Going to do some spare ribs this weekend with my new Rec Tec mini. Any suggestions?

Was thinking of doing the 4-1-1 method...4 hours smoked, 1 hour foiled with apple cider, 1 hour back on the grill some sauce.

What internal temp am I looking for?


----------



## chef jimmyj (Mar 10, 2016)

Here you go... http://nutritiondata.self.com/facts/pork-products/2171/2

Iternal Temp of 195°F on ribs should be tender but not Fall off the Bone....JJ


----------



## nwolfe88 (Mar 17, 2016)

Chef JimmyJ said:


> Here you go... http://nutritiondata.self.com/facts/pork-products/2171/2
> 
> Iternal Temp of 195°F on ribs should be tender but not Fall off the Bone....JJ


Would that nutrition data be for cooked? Looking for 8oz pork butt (cooked) nutrition data.


----------



## chef jimmyj (Mar 17, 2016)

nwolfe88 said:


> Would that nutrition data be for cooked? Looking for 8oz pork butt (cooked) nutrition data.


Yes...Nutrition labels are on Edible Portion, what actually can be expected to get in your body. Nutrition info on Raw food would be worthless as nutrients and vitamins are lost in cooking, fats are rendered away and so forth...JJ


----------



## nwolfe88 (Apr 7, 2016)

So I'll be doing a 9lb Boston butt this weekend and I'd like to avoid wrapping in foil during the cook. Any suggestions for what temperature and making sure it doesn't dry out?

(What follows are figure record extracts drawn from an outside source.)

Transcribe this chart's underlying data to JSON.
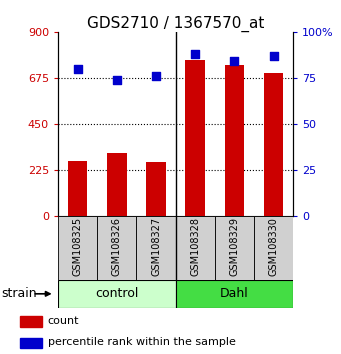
{
  "title": "GDS2710 / 1367570_at",
  "samples": [
    "GSM108325",
    "GSM108326",
    "GSM108327",
    "GSM108328",
    "GSM108329",
    "GSM108330"
  ],
  "counts": [
    270,
    310,
    265,
    760,
    740,
    700
  ],
  "percentiles": [
    80,
    74,
    76,
    88,
    84,
    87
  ],
  "ylim_left": [
    0,
    900
  ],
  "ylim_right": [
    0,
    100
  ],
  "yticks_left": [
    0,
    225,
    450,
    675,
    900
  ],
  "ytick_labels_left": [
    "0",
    "225",
    "450",
    "675",
    "900"
  ],
  "yticks_right": [
    0,
    25,
    50,
    75,
    100
  ],
  "ytick_labels_right": [
    "0",
    "25",
    "50",
    "75",
    "100%"
  ],
  "bar_color": "#cc0000",
  "dot_color": "#0000cc",
  "control_color": "#ccffcc",
  "dahl_color": "#44dd44",
  "group_label": "strain",
  "legend_count_label": "count",
  "legend_percentile_label": "percentile rank within the sample",
  "bar_width": 0.5,
  "dot_size": 40,
  "hline_positions": [
    225,
    450,
    675
  ],
  "left_tick_color": "#cc0000",
  "right_tick_color": "#0000cc",
  "title_fontsize": 11,
  "tick_fontsize": 8,
  "group_label_fontsize": 9,
  "sample_fontsize": 7,
  "legend_fontsize": 8
}
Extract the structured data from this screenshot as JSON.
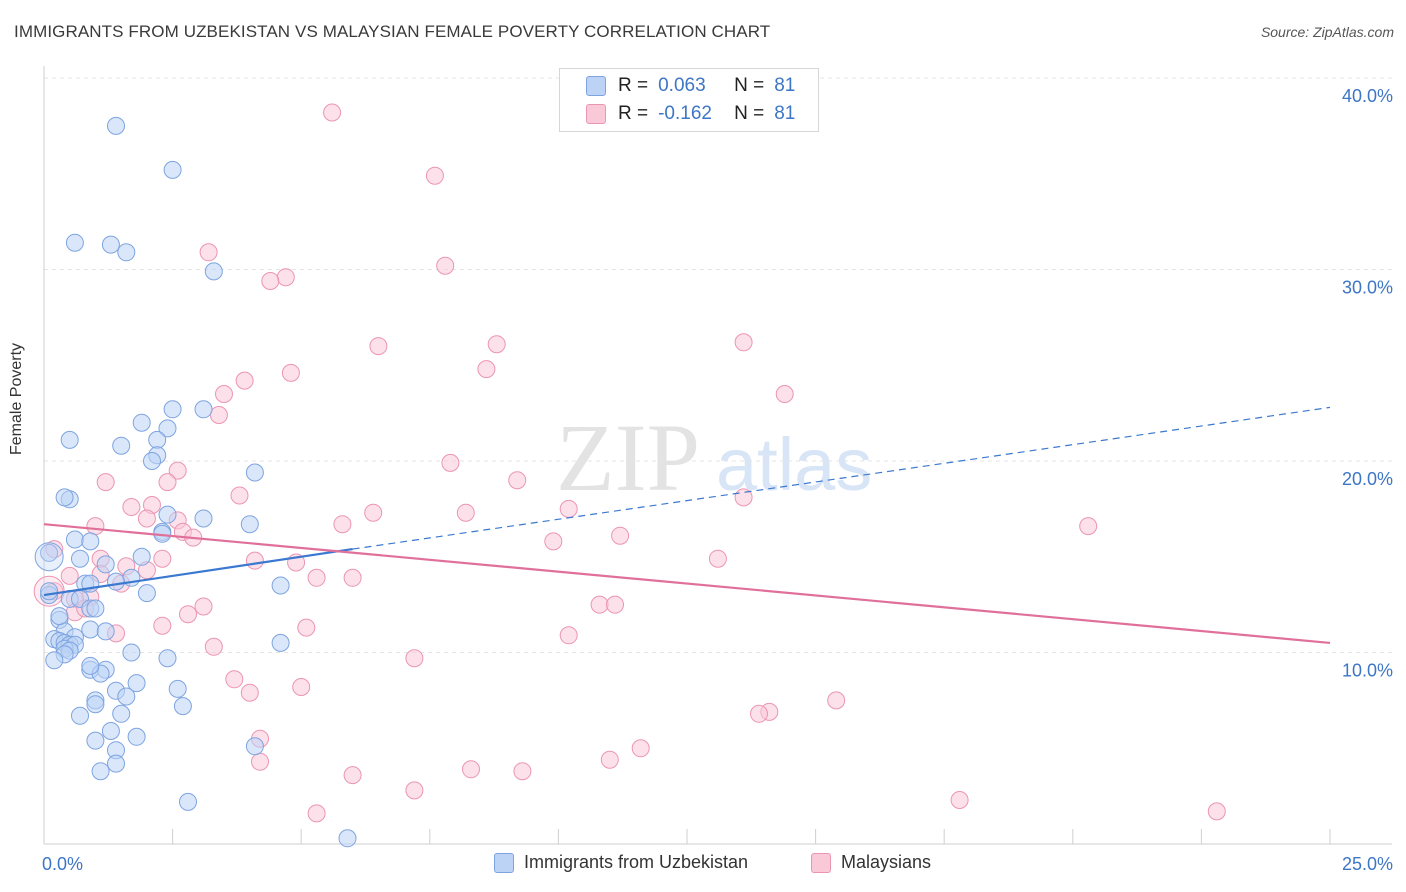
{
  "title": "IMMIGRANTS FROM UZBEKISTAN VS MALAYSIAN FEMALE POVERTY CORRELATION CHART",
  "source": "Source: ZipAtlas.com",
  "watermark": {
    "zip": "ZIP",
    "atlas": "atlas"
  },
  "legend": {
    "r_label": "R =",
    "n_label": "N =",
    "rows": [
      {
        "r_value": "0.063",
        "n_value": "81",
        "fill": "#bcd3f5",
        "stroke": "#7ea4e0"
      },
      {
        "r_value": "-0.162",
        "n_value": "81",
        "fill": "#f9c9d8",
        "stroke": "#eb95b3"
      }
    ]
  },
  "chart_data": {
    "type": "scatter",
    "ylabel": "Female Poverty",
    "xlim": [
      0,
      25
    ],
    "ylim": [
      0,
      40
    ],
    "x_tick_labels": [
      "0.0%",
      "25.0%"
    ],
    "y_ticks": [
      10,
      20,
      30,
      40
    ],
    "y_tick_labels": [
      "10.0%",
      "20.0%",
      "30.0%",
      "40.0%"
    ],
    "grid": true,
    "colors": {
      "blue": "#7ea4e0",
      "blue_fill": "#bcd3f5",
      "blue_line": "#3b78d0",
      "pink": "#eb95b3",
      "pink_fill": "#f9c9d8",
      "pink_line": "#e0709a",
      "axis_text": "#3d76c5"
    },
    "series": [
      {
        "name": "Immigrants from Uzbekistan",
        "color": "#7ea4e0",
        "trend": {
          "x0": 0,
          "y0": 13.0,
          "x1": 6.0,
          "y1": 15.4,
          "x_end": 25,
          "y_end": 22.8
        },
        "points": [
          [
            1.4,
            37.5
          ],
          [
            2.5,
            35.2
          ],
          [
            0.6,
            31.4
          ],
          [
            1.3,
            31.3
          ],
          [
            1.6,
            30.9
          ],
          [
            3.3,
            29.9
          ],
          [
            0.1,
            15.2
          ],
          [
            0.5,
            18.0
          ],
          [
            0.4,
            18.1
          ],
          [
            1.9,
            22.0
          ],
          [
            2.5,
            22.7
          ],
          [
            3.1,
            22.7
          ],
          [
            2.4,
            21.7
          ],
          [
            0.5,
            21.1
          ],
          [
            2.2,
            21.1
          ],
          [
            1.5,
            20.8
          ],
          [
            2.2,
            20.3
          ],
          [
            2.1,
            20.0
          ],
          [
            4.1,
            19.4
          ],
          [
            2.4,
            17.2
          ],
          [
            3.1,
            17.0
          ],
          [
            4.0,
            16.7
          ],
          [
            2.3,
            16.3
          ],
          [
            0.6,
            15.9
          ],
          [
            0.9,
            15.8
          ],
          [
            1.9,
            15.0
          ],
          [
            0.7,
            14.9
          ],
          [
            1.2,
            14.6
          ],
          [
            1.7,
            13.9
          ],
          [
            1.4,
            13.7
          ],
          [
            0.8,
            13.6
          ],
          [
            4.6,
            13.5
          ],
          [
            0.9,
            13.6
          ],
          [
            2.0,
            13.1
          ],
          [
            0.1,
            13.0
          ],
          [
            0.5,
            12.8
          ],
          [
            0.7,
            12.8
          ],
          [
            0.9,
            12.3
          ],
          [
            1.0,
            12.3
          ],
          [
            0.3,
            11.7
          ],
          [
            0.4,
            11.1
          ],
          [
            0.9,
            11.2
          ],
          [
            1.2,
            11.1
          ],
          [
            0.6,
            10.8
          ],
          [
            0.2,
            10.7
          ],
          [
            0.3,
            10.6
          ],
          [
            0.4,
            10.5
          ],
          [
            0.5,
            10.4
          ],
          [
            0.6,
            10.4
          ],
          [
            0.4,
            10.2
          ],
          [
            0.5,
            10.1
          ],
          [
            0.4,
            9.9
          ],
          [
            4.6,
            10.5
          ],
          [
            1.7,
            10.0
          ],
          [
            0.2,
            9.6
          ],
          [
            2.4,
            9.7
          ],
          [
            0.9,
            9.1
          ],
          [
            1.2,
            9.1
          ],
          [
            1.1,
            8.9
          ],
          [
            0.9,
            9.3
          ],
          [
            1.8,
            8.4
          ],
          [
            2.6,
            8.1
          ],
          [
            1.4,
            8.0
          ],
          [
            1.6,
            7.7
          ],
          [
            1.0,
            7.5
          ],
          [
            1.0,
            7.3
          ],
          [
            2.7,
            7.2
          ],
          [
            0.7,
            6.7
          ],
          [
            1.5,
            6.8
          ],
          [
            1.3,
            5.9
          ],
          [
            1.8,
            5.6
          ],
          [
            1.0,
            5.4
          ],
          [
            4.1,
            5.1
          ],
          [
            1.4,
            4.9
          ],
          [
            1.4,
            4.2
          ],
          [
            1.1,
            3.8
          ],
          [
            2.8,
            2.2
          ],
          [
            5.9,
            0.3
          ],
          [
            0.1,
            13.2
          ],
          [
            0.3,
            11.9
          ],
          [
            2.3,
            16.2
          ]
        ]
      },
      {
        "name": "Malaysians",
        "color": "#eb95b3",
        "trend": {
          "x0": 0,
          "y0": 16.7,
          "x1": 25,
          "y1": 10.5
        },
        "points": [
          [
            5.6,
            38.2
          ],
          [
            7.6,
            34.9
          ],
          [
            3.2,
            30.9
          ],
          [
            7.8,
            30.2
          ],
          [
            4.7,
            29.6
          ],
          [
            4.4,
            29.4
          ],
          [
            6.5,
            26.0
          ],
          [
            8.8,
            26.1
          ],
          [
            13.6,
            26.2
          ],
          [
            8.6,
            24.8
          ],
          [
            4.8,
            24.6
          ],
          [
            3.9,
            24.2
          ],
          [
            14.4,
            23.5
          ],
          [
            3.5,
            23.5
          ],
          [
            3.4,
            22.4
          ],
          [
            7.9,
            19.9
          ],
          [
            2.6,
            19.5
          ],
          [
            9.2,
            19.0
          ],
          [
            2.4,
            18.9
          ],
          [
            1.2,
            18.9
          ],
          [
            3.8,
            18.2
          ],
          [
            13.6,
            18.1
          ],
          [
            2.1,
            17.7
          ],
          [
            1.7,
            17.6
          ],
          [
            6.4,
            17.3
          ],
          [
            8.2,
            17.3
          ],
          [
            10.2,
            17.5
          ],
          [
            2.0,
            17.0
          ],
          [
            2.6,
            16.9
          ],
          [
            5.8,
            16.7
          ],
          [
            20.3,
            16.6
          ],
          [
            2.7,
            16.3
          ],
          [
            2.9,
            16.0
          ],
          [
            11.2,
            16.1
          ],
          [
            9.9,
            15.8
          ],
          [
            0.2,
            15.4
          ],
          [
            13.1,
            14.9
          ],
          [
            4.1,
            14.8
          ],
          [
            1.1,
            14.9
          ],
          [
            4.9,
            14.7
          ],
          [
            1.6,
            14.5
          ],
          [
            2.3,
            14.9
          ],
          [
            1.1,
            14.1
          ],
          [
            5.3,
            13.9
          ],
          [
            6.0,
            13.9
          ],
          [
            1.5,
            13.6
          ],
          [
            0.2,
            13.2
          ],
          [
            0.9,
            12.9
          ],
          [
            0.6,
            12.8
          ],
          [
            10.8,
            12.5
          ],
          [
            11.1,
            12.5
          ],
          [
            3.1,
            12.4
          ],
          [
            2.8,
            12.0
          ],
          [
            0.6,
            12.1
          ],
          [
            2.3,
            11.4
          ],
          [
            5.1,
            11.3
          ],
          [
            1.4,
            11.0
          ],
          [
            10.2,
            10.9
          ],
          [
            3.3,
            10.3
          ],
          [
            7.2,
            9.7
          ],
          [
            3.7,
            8.6
          ],
          [
            5.0,
            8.2
          ],
          [
            4.0,
            7.9
          ],
          [
            15.4,
            7.5
          ],
          [
            14.1,
            6.9
          ],
          [
            13.9,
            6.8
          ],
          [
            4.2,
            5.5
          ],
          [
            11.6,
            5.0
          ],
          [
            4.2,
            4.3
          ],
          [
            11.0,
            4.4
          ],
          [
            8.3,
            3.9
          ],
          [
            9.3,
            3.8
          ],
          [
            6.0,
            3.6
          ],
          [
            7.2,
            2.8
          ],
          [
            17.8,
            2.3
          ],
          [
            22.8,
            1.7
          ],
          [
            5.3,
            1.6
          ],
          [
            1.0,
            16.6
          ],
          [
            0.5,
            14.0
          ],
          [
            2.0,
            14.3
          ],
          [
            0.8,
            12.3
          ]
        ]
      }
    ]
  }
}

I saw someone soaks theirs in Apple juice for 7 hours beforehand and also injects it.

I will pull it at internal temp of 205. Do I need to wrap in foil and throw it in the fridge after that? What's the best method after you take it off the smoker?


----------



## phatbac (Apr 7, 2016)

nwolfe88 said:


> So I'll be doing a 9lb Boston butt this weekend and I'd like to avoid wrapping in foil during the cook. Any suggestions for what temperature and making sure it doesn't dry out?
> 
> I saw someone soaks theirs in Apple juice for 7 hours beforehand and also injects it.
> 
> I will pull it at internal temp of 205. Do I need to wrap in foil and throw it in the fridge after that? What's the best method after you take it off the smoker?


Dry out?

i have never had Boston butt dry out (when first off the pit). Its a big fatty hunk of meat when you cook to 200 or north fo 200 degree IT a lot of the fat melts into the meat and it will not be dried out. now if you pull it and freeze it and then reheat or if you pull it and let it sit and reheat or some variation thereof it can get a little dry you may want some foiling juice already discussed. I have never soaked a butt. i have only injected a couple times for certain flavoring i wanted to do like use enchilada sauce and make pork tacos or something. Some people may wish to inject i dont see a need for it to make good Q and  I really don't see a need for soaking unless there is a flavor in particular you are going for. remember God made that pig's shoulder taste really good especially at high temperature especially with burned trees applied -- don't over think it!

Happy Smoking,

phatbac (Aaron)


----------



## nwolfe88 (Apr 7, 2016)

phatbac said:


> Dry out?
> 
> i have never had Boston butt dry out (when first off the pit). Its a big fatty hunk of meat when you cook to 200 or north fo 200 degree IT a lot of the fat melts into the meat and it will not be dried out. now if you pull it and freeze it and then reheat or if you pull it and let it sit and reheat or some variation thereof it can get a little dry you may want some foiling juice already discussed. I have never soaked a butt. i have only injected a couple times for certain flavoring i wanted to do like use enchilada sauce and make pork tacos or something. Some people may wish to inject i dont see a need for it to make good Q and  I really don't see a need for soaking unless there is a flavor in particular you are going for. remember God made that pig's shoulder taste really good especially at high temperature especially with burned trees applied -- don't over think it!
> 
> ...


Thanks!

After I pull it off the smoker, what's the best method? Just let it sit on the counter? Or do I need to wrap in towels, etc.


----------



## phatbac (Apr 7, 2016)

nwolfe88 said:


> Thanks!
> 
> After I pull it off the smoker, what's the best method? Just let it sit on the counter? Or do I need to wrap in towels, etc.


i would wrap in foil and then in a towel and put in a cooler for an hour to two. but i usually pull mine about 195

Happy Smoking,

phatbac (Aaron)


----------



## nwolfe88 (Apr 10, 2016)

20160410_112916.jpg



__ nwolfe88
__ Apr 10, 2016


















20160410_131400.jpg



__ nwolfe88
__ Apr 10, 2016






15 hours on the rec tec mini...no foil. Pulled at 205. Amazing!


----------



## nwolfe88 (May 3, 2016)

Doing another pork shoulder this weekend. Do I need to wrap it in foil and towels, etc. if I pull it off the smoker at 205 internal? Or just let it set on the counter for a bit then pull it?


----------